While Hanks' remark, which Hanson characterized as "ahistorical," is ludicrous in itself, Hanks was right that we viewed the Japanese that way. But it was an attitude, not a raison d'etre for war, one that contributed in large measure to our miscalculations about Japanese capabilities and intentions.
Hanks might be forgiven for his ignorance; he wasn't around then and is an actor, not a historian. Hanson wasn't around then either, but as a historian he can't be forgiven for his equally ahistorical conclusion that the Pacific war "was about ending an expansionary Japanese fascism that sought to destroy all democratic obstacles in its path."
In the first place, if there is any consensus among political scientists about the meaning of fascism, there is even less agreement that it applied to prewar Japan.
But in spite of its ambiguity — or because of it — Hanson and like-minded neoconservatives find the term ideologically useful in conjuring up recollections of Nazi aggression in order to warn us of the dire consequences of appeasement and to proclaim the inerrancy of military preemption.

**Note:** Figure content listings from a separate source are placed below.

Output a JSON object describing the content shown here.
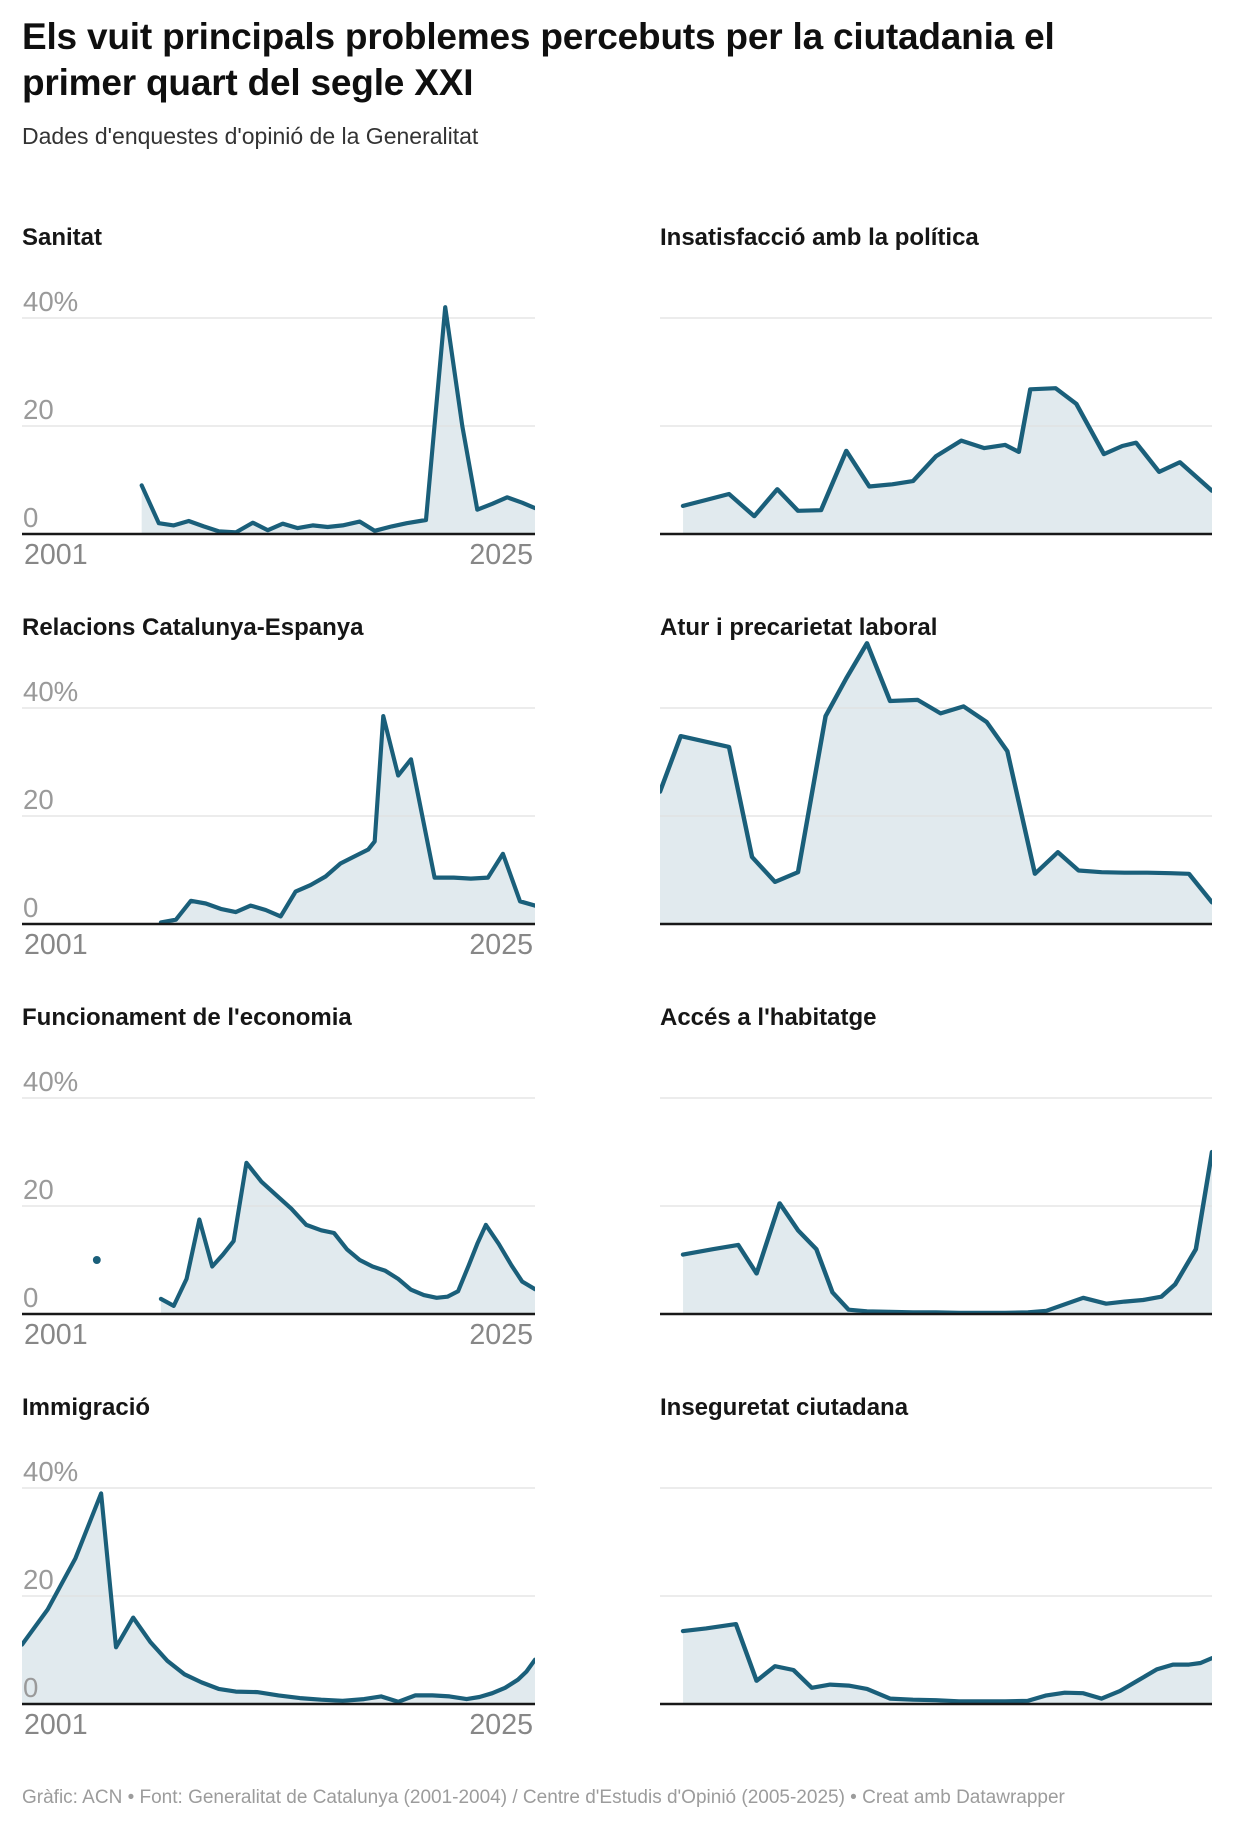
{
  "header": {
    "title": "Els vuit principals problemes percebuts per la ciutadania el primer quart del segle XXI",
    "subtitle": "Dades d'enquestes d'opinió de la Generalitat"
  },
  "axis": {
    "x_min": 2001,
    "x_max": 2025,
    "x_tick_labels": [
      "2001",
      "2025"
    ],
    "y_ticks": [
      {
        "label": "40%",
        "value": 40
      },
      {
        "label": "20",
        "value": 20
      },
      {
        "label": "0",
        "value": 0
      }
    ],
    "y_gridline_values": [
      40,
      20
    ],
    "ylim": [
      0,
      52
    ],
    "grid": "horizontal-only",
    "legend": "none"
  },
  "style": {
    "line_color": "#1a5f7a",
    "fill_color": "#1a5f7a",
    "fill_opacity": 0.13,
    "grid_color": "#e0e0e0",
    "axis_color": "#181818",
    "y_label_color": "#9a9a9a",
    "x_label_color": "#878787"
  },
  "chart_data": [
    {
      "type": "area",
      "title": "Sanitat",
      "unit": "%",
      "show_x_labels": true,
      "show_y_labels": true,
      "points": [
        [
          2006.6,
          9
        ],
        [
          2007.4,
          2
        ],
        [
          2008.1,
          1.6
        ],
        [
          2008.8,
          2.4
        ],
        [
          2009.5,
          1.4
        ],
        [
          2010.2,
          0.5
        ],
        [
          2011,
          0.3
        ],
        [
          2011.8,
          2.1
        ],
        [
          2012.5,
          0.7
        ],
        [
          2013.2,
          1.9
        ],
        [
          2013.9,
          1.1
        ],
        [
          2014.6,
          1.6
        ],
        [
          2015.3,
          1.3
        ],
        [
          2016,
          1.6
        ],
        [
          2016.8,
          2.3
        ],
        [
          2017.5,
          0.6
        ],
        [
          2018.3,
          1.4
        ],
        [
          2019,
          2
        ],
        [
          2019.9,
          2.6
        ],
        [
          2020.8,
          42
        ],
        [
          2021.6,
          20
        ],
        [
          2022.3,
          4.5
        ],
        [
          2023,
          5.6
        ],
        [
          2023.7,
          6.8
        ],
        [
          2024.4,
          5.8
        ],
        [
          2025,
          4.8
        ]
      ]
    },
    {
      "type": "area",
      "title": "Insatisfacció amb la política",
      "unit": "%",
      "show_x_labels": false,
      "show_y_labels": false,
      "points": [
        [
          2002,
          5.2
        ],
        [
          2003,
          6.3
        ],
        [
          2004,
          7.4
        ],
        [
          2005.1,
          3.3
        ],
        [
          2006.1,
          8.3
        ],
        [
          2007,
          4.3
        ],
        [
          2008,
          4.4
        ],
        [
          2009.1,
          15.4
        ],
        [
          2010.1,
          8.8
        ],
        [
          2011.1,
          9.2
        ],
        [
          2012,
          9.8
        ],
        [
          2013,
          14.4
        ],
        [
          2014.1,
          17.3
        ],
        [
          2015.1,
          15.9
        ],
        [
          2016,
          16.5
        ],
        [
          2016.6,
          15.2
        ],
        [
          2017.1,
          26.8
        ],
        [
          2018.2,
          27
        ],
        [
          2019.1,
          24.1
        ],
        [
          2020.3,
          14.8
        ],
        [
          2021.1,
          16.3
        ],
        [
          2021.7,
          16.9
        ],
        [
          2022.7,
          11.5
        ],
        [
          2023.6,
          13.3
        ],
        [
          2025,
          8
        ]
      ]
    },
    {
      "type": "area",
      "title": "Relacions Catalunya-Espanya",
      "unit": "%",
      "show_x_labels": true,
      "show_y_labels": true,
      "points": [
        [
          2007.5,
          0.3
        ],
        [
          2008.2,
          0.8
        ],
        [
          2008.9,
          4.3
        ],
        [
          2009.6,
          3.8
        ],
        [
          2010.3,
          2.8
        ],
        [
          2011,
          2.2
        ],
        [
          2011.7,
          3.4
        ],
        [
          2012.4,
          2.6
        ],
        [
          2013.1,
          1.4
        ],
        [
          2013.8,
          6
        ],
        [
          2014.5,
          7.2
        ],
        [
          2015.2,
          8.8
        ],
        [
          2015.9,
          11.2
        ],
        [
          2016.5,
          12.4
        ],
        [
          2017.2,
          13.8
        ],
        [
          2017.5,
          15.3
        ],
        [
          2017.9,
          38.5
        ],
        [
          2018.6,
          27.5
        ],
        [
          2019.2,
          30.5
        ],
        [
          2020.3,
          8.6
        ],
        [
          2021.2,
          8.6
        ],
        [
          2022,
          8.4
        ],
        [
          2022.8,
          8.6
        ],
        [
          2023.5,
          13
        ],
        [
          2024.3,
          4.2
        ],
        [
          2025,
          3.4
        ]
      ]
    },
    {
      "type": "area",
      "title": "Atur i precarietat laboral",
      "unit": "%",
      "show_x_labels": false,
      "show_y_labels": false,
      "points": [
        [
          2001,
          24.5
        ],
        [
          2001.9,
          34.8
        ],
        [
          2004,
          32.8
        ],
        [
          2005,
          12.4
        ],
        [
          2006,
          7.8
        ],
        [
          2007,
          9.6
        ],
        [
          2008.2,
          38.5
        ],
        [
          2009.1,
          45.5
        ],
        [
          2010,
          52
        ],
        [
          2011,
          41.3
        ],
        [
          2012.2,
          41.5
        ],
        [
          2013.2,
          39
        ],
        [
          2014.2,
          40.3
        ],
        [
          2015.2,
          37.4
        ],
        [
          2016.1,
          32
        ],
        [
          2017.3,
          9.3
        ],
        [
          2018.3,
          13.3
        ],
        [
          2019.2,
          9.9
        ],
        [
          2020.2,
          9.6
        ],
        [
          2021.2,
          9.5
        ],
        [
          2022.2,
          9.5
        ],
        [
          2023.2,
          9.4
        ],
        [
          2024,
          9.3
        ],
        [
          2025,
          4
        ]
      ]
    },
    {
      "type": "area",
      "title": "Funcionament de l'economia",
      "unit": "%",
      "show_x_labels": true,
      "show_y_labels": true,
      "isolated_point": {
        "x": 2004.5,
        "y": 10
      },
      "points": [
        [
          2007.5,
          2.8
        ],
        [
          2008.1,
          1.5
        ],
        [
          2008.7,
          6.5
        ],
        [
          2009.3,
          17.5
        ],
        [
          2009.9,
          8.8
        ],
        [
          2010.4,
          11
        ],
        [
          2010.9,
          13.5
        ],
        [
          2011.5,
          28
        ],
        [
          2012.2,
          24.5
        ],
        [
          2012.9,
          22
        ],
        [
          2013.6,
          19.5
        ],
        [
          2014.3,
          16.5
        ],
        [
          2015,
          15.5
        ],
        [
          2015.6,
          15
        ],
        [
          2016.2,
          12
        ],
        [
          2016.8,
          10
        ],
        [
          2017.4,
          8.8
        ],
        [
          2018,
          8
        ],
        [
          2018.6,
          6.5
        ],
        [
          2019.2,
          4.5
        ],
        [
          2019.8,
          3.5
        ],
        [
          2020.4,
          3
        ],
        [
          2020.9,
          3.2
        ],
        [
          2021.4,
          4.2
        ],
        [
          2021.9,
          9
        ],
        [
          2022.3,
          13
        ],
        [
          2022.7,
          16.5
        ],
        [
          2023.3,
          13
        ],
        [
          2023.9,
          9
        ],
        [
          2024.4,
          6
        ],
        [
          2025,
          4.6
        ]
      ]
    },
    {
      "type": "area",
      "title": "Accés a l'habitatge",
      "unit": "%",
      "show_x_labels": false,
      "show_y_labels": false,
      "points": [
        [
          2002,
          11
        ],
        [
          2003.3,
          12
        ],
        [
          2004.4,
          12.8
        ],
        [
          2005.2,
          7.5
        ],
        [
          2006.2,
          20.5
        ],
        [
          2007,
          15.5
        ],
        [
          2007.8,
          12
        ],
        [
          2008.5,
          4
        ],
        [
          2009.2,
          0.8
        ],
        [
          2010,
          0.5
        ],
        [
          2011,
          0.4
        ],
        [
          2012,
          0.3
        ],
        [
          2013,
          0.3
        ],
        [
          2014,
          0.2
        ],
        [
          2015,
          0.2
        ],
        [
          2016,
          0.2
        ],
        [
          2017,
          0.3
        ],
        [
          2017.8,
          0.6
        ],
        [
          2018.6,
          1.8
        ],
        [
          2019.4,
          3
        ],
        [
          2020.4,
          1.9
        ],
        [
          2021.2,
          2.3
        ],
        [
          2022,
          2.6
        ],
        [
          2022.8,
          3.2
        ],
        [
          2023.4,
          5.5
        ],
        [
          2024.3,
          12
        ],
        [
          2025,
          30
        ]
      ]
    },
    {
      "type": "area",
      "title": "Immigració",
      "unit": "%",
      "show_x_labels": true,
      "show_y_labels": true,
      "points": [
        [
          2001,
          11
        ],
        [
          2002.2,
          17.5
        ],
        [
          2003.5,
          27
        ],
        [
          2004.7,
          39
        ],
        [
          2005.4,
          10.5
        ],
        [
          2006.2,
          16
        ],
        [
          2007,
          11.5
        ],
        [
          2007.8,
          8
        ],
        [
          2008.6,
          5.5
        ],
        [
          2009.4,
          4
        ],
        [
          2010.2,
          2.8
        ],
        [
          2011,
          2.3
        ],
        [
          2012,
          2.2
        ],
        [
          2013,
          1.6
        ],
        [
          2014,
          1.1
        ],
        [
          2015,
          0.8
        ],
        [
          2016,
          0.6
        ],
        [
          2017,
          0.9
        ],
        [
          2017.8,
          1.4
        ],
        [
          2018.6,
          0.4
        ],
        [
          2019.4,
          1.6
        ],
        [
          2020.2,
          1.6
        ],
        [
          2021,
          1.4
        ],
        [
          2021.8,
          0.9
        ],
        [
          2022.4,
          1.3
        ],
        [
          2023,
          2
        ],
        [
          2023.6,
          3
        ],
        [
          2024.2,
          4.5
        ],
        [
          2024.6,
          6
        ],
        [
          2025,
          8.2
        ]
      ]
    },
    {
      "type": "area",
      "title": "Inseguretat ciutadana",
      "unit": "%",
      "show_x_labels": false,
      "show_y_labels": false,
      "points": [
        [
          2002,
          13.5
        ],
        [
          2003,
          14
        ],
        [
          2004.3,
          14.8
        ],
        [
          2005.2,
          4.3
        ],
        [
          2006,
          7
        ],
        [
          2006.8,
          6.3
        ],
        [
          2007.6,
          3
        ],
        [
          2008.4,
          3.6
        ],
        [
          2009.2,
          3.4
        ],
        [
          2010,
          2.8
        ],
        [
          2011,
          1
        ],
        [
          2012,
          0.8
        ],
        [
          2013,
          0.7
        ],
        [
          2014,
          0.5
        ],
        [
          2015,
          0.5
        ],
        [
          2016,
          0.5
        ],
        [
          2017,
          0.6
        ],
        [
          2017.8,
          1.6
        ],
        [
          2018.6,
          2.1
        ],
        [
          2019.4,
          2
        ],
        [
          2020.2,
          1
        ],
        [
          2021,
          2.4
        ],
        [
          2021.8,
          4.4
        ],
        [
          2022.6,
          6.4
        ],
        [
          2023.3,
          7.3
        ],
        [
          2024,
          7.3
        ],
        [
          2024.5,
          7.6
        ],
        [
          2025,
          8.5
        ]
      ]
    }
  ],
  "footer": {
    "text": "Gràfic: ACN • Font: Generalitat de Catalunya (2001-2004) / Centre d'Estudis d'Opinió (2005-2025) • Creat amb Datawrapper"
  }
}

But it wasn't the reason we went to war with Japan. After all, Japan had been expanding into Manchuria and China since 1931 without a military response from the United States.
Secondly, when Hanson instructs us that "... Japanese fascism sought to destroy all democratic obstacles in its path," one can only wonder what democratic obstacles Hanson had in mind, since there was not a single democratic entity in Asia in 1941; only British, German, French, Russian and Dutch colonies and what remained of Chiang Kai-shek's China, which he governed with dictatorial powers.

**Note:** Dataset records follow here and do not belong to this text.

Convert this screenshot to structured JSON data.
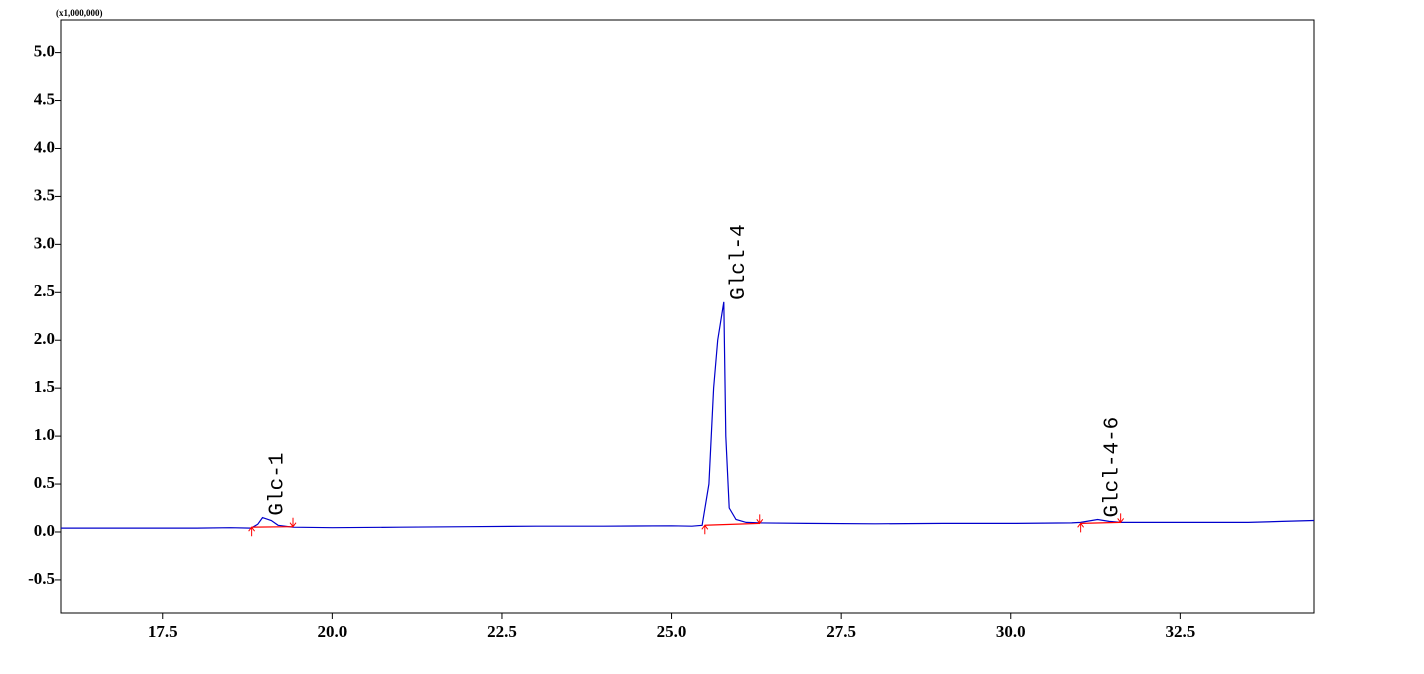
{
  "chart_data": {
    "type": "line",
    "y_unit": "(x1,000,000)",
    "xlim": [
      16.0,
      34.47
    ],
    "ylim": [
      -0.845,
      5.34
    ],
    "xticks": [
      17.5,
      {
        "value": 20,
        "label": "20.0"
      },
      22.5,
      {
        "value": 25,
        "label": "25.0"
      },
      27.5,
      {
        "value": 30,
        "label": "30.0"
      },
      32.5
    ],
    "yticks": [
      -0.5,
      {
        "value": 0,
        "label": "0.0"
      },
      0.5,
      {
        "value": 1,
        "label": "1.0"
      },
      1.5,
      {
        "value": 2,
        "label": "2.0"
      },
      2.5,
      {
        "value": 3,
        "label": "3.0"
      },
      3.5,
      {
        "value": 4,
        "label": "4.0"
      },
      4.5,
      {
        "value": 5,
        "label": "5.0"
      }
    ],
    "series": [
      {
        "color": "#0000cc",
        "x": [
          16.0,
          17.0,
          18.0,
          18.5,
          18.8,
          18.9,
          18.97,
          19.1,
          19.2,
          19.42,
          20.0,
          21.0,
          22.0,
          23.0,
          24.0,
          25.0,
          25.3,
          25.45,
          25.55,
          25.62,
          25.68,
          25.77,
          25.8,
          25.85,
          25.95,
          26.1,
          26.3,
          27.0,
          28.0,
          29.0,
          30.0,
          30.9,
          31.03,
          31.28,
          31.45,
          31.62,
          32.5,
          33.5,
          34.0,
          34.47
        ],
        "values": [
          0.04,
          0.04,
          0.04,
          0.045,
          0.04,
          0.08,
          0.15,
          0.12,
          0.07,
          0.05,
          0.045,
          0.05,
          0.055,
          0.06,
          0.06,
          0.065,
          0.06,
          0.07,
          0.5,
          1.5,
          2.0,
          2.4,
          1.0,
          0.25,
          0.13,
          0.1,
          0.095,
          0.09,
          0.085,
          0.09,
          0.09,
          0.095,
          0.1,
          0.13,
          0.11,
          0.1,
          0.1,
          0.1,
          0.11,
          0.12
        ]
      }
    ],
    "peaks": [
      {
        "label": "Glc-1",
        "rt": 18.97,
        "height": 0.15,
        "start": [
          18.81,
          0.05
        ],
        "end": [
          19.42,
          0.055
        ]
      },
      {
        "label": "Glcl-4",
        "rt": 25.77,
        "height": 2.4,
        "start": [
          25.49,
          0.07
        ],
        "end": [
          26.3,
          0.09
        ]
      },
      {
        "label": "Glcl-4-6",
        "rt": 31.28,
        "height": 0.13,
        "start": [
          31.03,
          0.09
        ],
        "end": [
          31.62,
          0.1
        ]
      }
    ],
    "baseline_color": "#ff0000"
  }
}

In the end, fascism and democratic obstacles had nothing to do with the Pacific war. It was about retaliation for Bataan, Corregidor and Pearl Harbor, and the absolute destruction of Japan's capacity to ever again threaten the integrity of the United States and China.
To suggest that restoring the old European colonial holdings in Asia was on the minds of the Marines who fought their way up the slopes of Mount Suribachi or was the objective of the soldiers who slogged through the mangrove swamps of New Guinea is about as ahistorical as you can get.